Xbox charms fans and shows its thinking
In Brief: Microsoft Gaming will now be called Xbox going forward. The company has set ‘daily active players’ as its ‘new North Star’. In addition, it’s set out its ambitions around hardware, content, experience and services.
The firm’s Asha Sharma and Mat Booty wrote in a memo: “Xbox will be where the world plays and creates. We will build a global platform that connects players and creators everywhere. Console is at the foundation, delivering a premium experience, and cloud brings that experience to any device. You can play where you want, and your games, progress, friends, and identity stay with you across console, PC, mobile, and cloud.
“Xbox will be built to be affordable, personal, and open. We will offer flexible pricing so it’s easy to get started and keep playing. The experience will adapt to you, letting you customize how you play, helping you find what you’ll love, and connecting you with the right people. And we will be open to all creators, from individuals to the largest studios, giving anyone the tools to reach a global audience and keep their games growing over time.”
What You Need To Know:
Microsoft Gaming was established in January 2022 following the acquisition of Activision Blizzard.
In the memo, Xbox admitted that players are frustrated, its PC presence isn’t strong enough, pricing is hard for people to keep up with, and search, discovery and social have become too fragmented.
It also said that a new generation of players are coming online with different expectations, and that half of the game industry’s revenue is outside of Xbox’s core Western markets.
In terms of hardware, it wants to stabilize its current generation of consoles, deliver Project Helix as a device that plays PC and console games, and lead in high-performance accessories.
In terms of content, it will grow its popular brands, evolve third-party partnerships, expand into China and other mobile-first markets, maintain and grow its live games, and boost ‘creator-centric platforms’ such as Minecraft, Elder Scrolls and Sea of Thieves (I’ve asked what they mean by ‘creator centric platforms’).
In terms of experiences, the company wants to make Xbox the best place for developers to make games, and will overhaul discovery, customization, social and personalization.
And in terms of services, it will fortify Game Pass with ‘clear differentiation’ and make cloud play ‘feel native, fast and reliable’. It may use M&A to accelerate slow growth areas in the services segment.
Xbox also said it will re-evaluate its approach to “exclusivity, windowing, and AI”, which is generating lots of conversation online.
Earlier in the week, Xbox reduced the price of the Game Pass Ultimate subscription service by over 23%, going from $29.99 to $22.99 a month. It also reduced PC Game Pass from $16.49 to $13.99 a month. As a result, future Call of Duty games won’t be included in either service when they launch, and will now arrive in the service around a year later.
My Take:
I heard a great analogy about Xbox’s PR strategy over the last two months.

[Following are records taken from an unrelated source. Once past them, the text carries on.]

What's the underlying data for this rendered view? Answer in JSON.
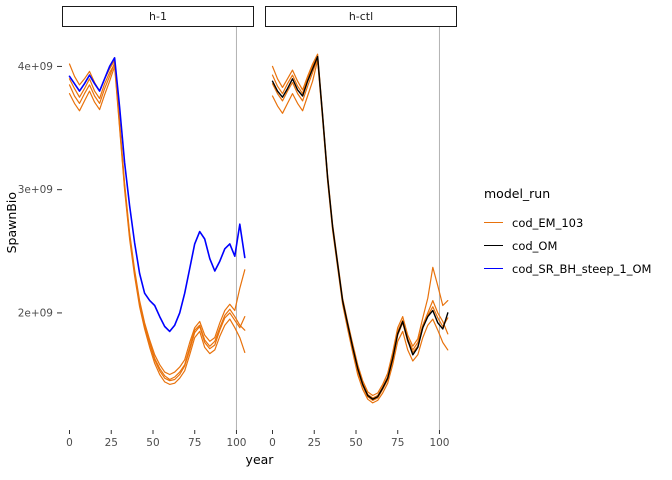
{
  "chart_data": {
    "type": "line",
    "title": "",
    "xlabel": "year",
    "ylabel": "SpawnBio",
    "legend_title": "model_run",
    "legend_position": "right",
    "grid": "off",
    "y_units_multiplier": 1000000000,
    "xlim": [
      -4.5,
      110.5
    ],
    "ylim": [
      1.05,
      4.32
    ],
    "x_ticks": [
      0,
      25,
      50,
      75,
      100
    ],
    "y_ticks": [
      "2e+09",
      "3e+09",
      "4e+09"
    ],
    "y_tick_values": [
      2,
      3,
      4
    ],
    "reference_line_x": 100,
    "reference_line_color": "#b3b3b3",
    "x": [
      0,
      3,
      6,
      9,
      12,
      15,
      18,
      21,
      24,
      27,
      30,
      33,
      36,
      39,
      42,
      45,
      48,
      51,
      54,
      57,
      60,
      63,
      66,
      69,
      72,
      75,
      78,
      81,
      84,
      87,
      90,
      93,
      96,
      99,
      102,
      105
    ],
    "legend": [
      {
        "label": "cod_EM_103",
        "color": "#E8720C"
      },
      {
        "label": "cod_OM",
        "color": "#000000"
      },
      {
        "label": "cod_SR_BH_steep_1_OM",
        "color": "#0000FF"
      }
    ],
    "facets": [
      {
        "label": "h-1",
        "series": [
          {
            "name": "cod_EM_103",
            "iteration": 1,
            "color": "#E8720C",
            "width": 1.2,
            "values": [
              4.02,
              3.92,
              3.85,
              3.9,
              3.96,
              3.87,
              3.8,
              3.9,
              3.98,
              4.05,
              3.55,
              3.05,
              2.65,
              2.35,
              2.1,
              1.92,
              1.78,
              1.66,
              1.58,
              1.52,
              1.5,
              1.52,
              1.56,
              1.62,
              1.76,
              1.88,
              1.93,
              1.82,
              1.77,
              1.8,
              1.92,
              2.02,
              2.07,
              2.02,
              2.2,
              2.35
            ]
          },
          {
            "name": "cod_EM_103",
            "iteration": 2,
            "color": "#E8720C",
            "width": 1.2,
            "values": [
              3.78,
              3.7,
              3.64,
              3.72,
              3.8,
              3.71,
              3.65,
              3.77,
              3.88,
              4.0,
              3.5,
              3.0,
              2.6,
              2.3,
              2.05,
              1.87,
              1.72,
              1.59,
              1.5,
              1.44,
              1.42,
              1.43,
              1.47,
              1.53,
              1.66,
              1.8,
              1.85,
              1.72,
              1.67,
              1.7,
              1.81,
              1.9,
              1.95,
              1.88,
              1.8,
              1.68
            ]
          },
          {
            "name": "cod_EM_103",
            "iteration": 3,
            "color": "#E8720C",
            "width": 1.2,
            "values": [
              3.9,
              3.82,
              3.75,
              3.82,
              3.9,
              3.8,
              3.74,
              3.86,
              3.95,
              4.02,
              3.52,
              3.02,
              2.62,
              2.32,
              2.07,
              1.9,
              1.75,
              1.62,
              1.53,
              1.47,
              1.45,
              1.46,
              1.5,
              1.57,
              1.7,
              1.84,
              1.89,
              1.76,
              1.71,
              1.74,
              1.86,
              1.96,
              2.0,
              1.94,
              1.88,
              1.97
            ]
          },
          {
            "name": "cod_EM_103",
            "iteration": 4,
            "color": "#E8720C",
            "width": 1.2,
            "values": [
              3.85,
              3.76,
              3.7,
              3.78,
              3.85,
              3.76,
              3.7,
              3.82,
              3.92,
              4.03,
              3.53,
              3.03,
              2.63,
              2.33,
              2.08,
              1.9,
              1.76,
              1.63,
              1.55,
              1.49,
              1.46,
              1.48,
              1.52,
              1.58,
              1.72,
              1.86,
              1.9,
              1.78,
              1.73,
              1.77,
              1.88,
              1.98,
              2.03,
              1.97,
              1.9,
              1.86
            ]
          },
          {
            "name": "cod_SR_BH_steep_1_OM",
            "color": "#0000FF",
            "width": 1.6,
            "values": [
              3.92,
              3.86,
              3.8,
              3.86,
              3.93,
              3.86,
              3.8,
              3.9,
              4.0,
              4.07,
              3.67,
              3.22,
              2.87,
              2.57,
              2.32,
              2.16,
              2.1,
              2.06,
              1.97,
              1.89,
              1.85,
              1.9,
              2.0,
              2.16,
              2.36,
              2.56,
              2.66,
              2.6,
              2.44,
              2.34,
              2.42,
              2.52,
              2.56,
              2.46,
              2.72,
              2.45
            ]
          }
        ]
      },
      {
        "label": "h-ctl",
        "series": [
          {
            "name": "cod_EM_103",
            "iteration": 1,
            "color": "#E8720C",
            "width": 1.2,
            "values": [
              4.0,
              3.9,
              3.83,
              3.9,
              3.97,
              3.88,
              3.81,
              3.92,
              4.02,
              4.1,
              3.62,
              3.12,
              2.72,
              2.42,
              2.12,
              1.93,
              1.75,
              1.58,
              1.45,
              1.36,
              1.33,
              1.35,
              1.42,
              1.51,
              1.68,
              1.88,
              1.97,
              1.82,
              1.73,
              1.79,
              1.96,
              2.12,
              2.37,
              2.22,
              2.06,
              2.1
            ]
          },
          {
            "name": "cod_EM_103",
            "iteration": 2,
            "color": "#E8720C",
            "width": 1.2,
            "values": [
              3.76,
              3.68,
              3.62,
              3.7,
              3.78,
              3.7,
              3.64,
              3.76,
              3.88,
              4.05,
              3.57,
              3.07,
              2.67,
              2.37,
              2.07,
              1.87,
              1.68,
              1.5,
              1.38,
              1.3,
              1.27,
              1.29,
              1.35,
              1.43,
              1.58,
              1.77,
              1.85,
              1.7,
              1.61,
              1.66,
              1.8,
              1.9,
              1.95,
              1.86,
              1.76,
              1.7
            ]
          },
          {
            "name": "cod_EM_103",
            "iteration": 3,
            "color": "#E8720C",
            "width": 1.2,
            "values": [
              3.86,
              3.78,
              3.72,
              3.8,
              3.87,
              3.78,
              3.72,
              3.84,
              3.95,
              4.07,
              3.59,
              3.09,
              2.69,
              2.39,
              2.09,
              1.9,
              1.71,
              1.53,
              1.41,
              1.32,
              1.29,
              1.31,
              1.38,
              1.46,
              1.62,
              1.82,
              1.92,
              1.77,
              1.68,
              1.73,
              1.88,
              1.98,
              2.05,
              1.96,
              1.89,
              1.96
            ]
          },
          {
            "name": "cod_EM_103",
            "iteration": 4,
            "color": "#E8720C",
            "width": 1.2,
            "values": [
              3.93,
              3.84,
              3.78,
              3.86,
              3.93,
              3.84,
              3.78,
              3.9,
              4.0,
              4.08,
              3.6,
              3.1,
              2.7,
              2.4,
              2.1,
              1.91,
              1.73,
              1.56,
              1.43,
              1.34,
              1.31,
              1.33,
              1.4,
              1.48,
              1.65,
              1.85,
              1.94,
              1.79,
              1.7,
              1.76,
              1.9,
              2.0,
              2.1,
              2.0,
              1.93,
              1.83
            ]
          },
          {
            "name": "cod_OM",
            "color": "#000000",
            "width": 1.4,
            "values": [
              3.88,
              3.8,
              3.75,
              3.82,
              3.9,
              3.81,
              3.76,
              3.88,
              3.98,
              4.08,
              3.6,
              3.1,
              2.7,
              2.4,
              2.1,
              1.91,
              1.72,
              1.55,
              1.42,
              1.33,
              1.3,
              1.32,
              1.39,
              1.47,
              1.63,
              1.83,
              1.93,
              1.78,
              1.66,
              1.72,
              1.88,
              1.97,
              2.02,
              1.92,
              1.87,
              2.0
            ]
          }
        ]
      }
    ]
  }
}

It came from VGC’s Andy Robinson. He said that if he was to take over West Ham (his football team), the first thing he’d do is change the club’s logo back to the old one. It’s a cheap, quick, easy thing to do that will immediately get the fans on side.
That’s what Xbox is doing. It dropped the ‘This Is An Xbox’ marketing slogan, which fans hated, and replaced it with ‘the return of Xbox’, which they loved. Now, the division has rebranded itself from Microsoft Gaming to Xbox.
Those are just words. It is PR to delight the core base. Nobody called it Microsoft Gaming anyway, just as nobody calls PlayStation: Sony Interactive Entertainment. But it’s certainly been effective PR.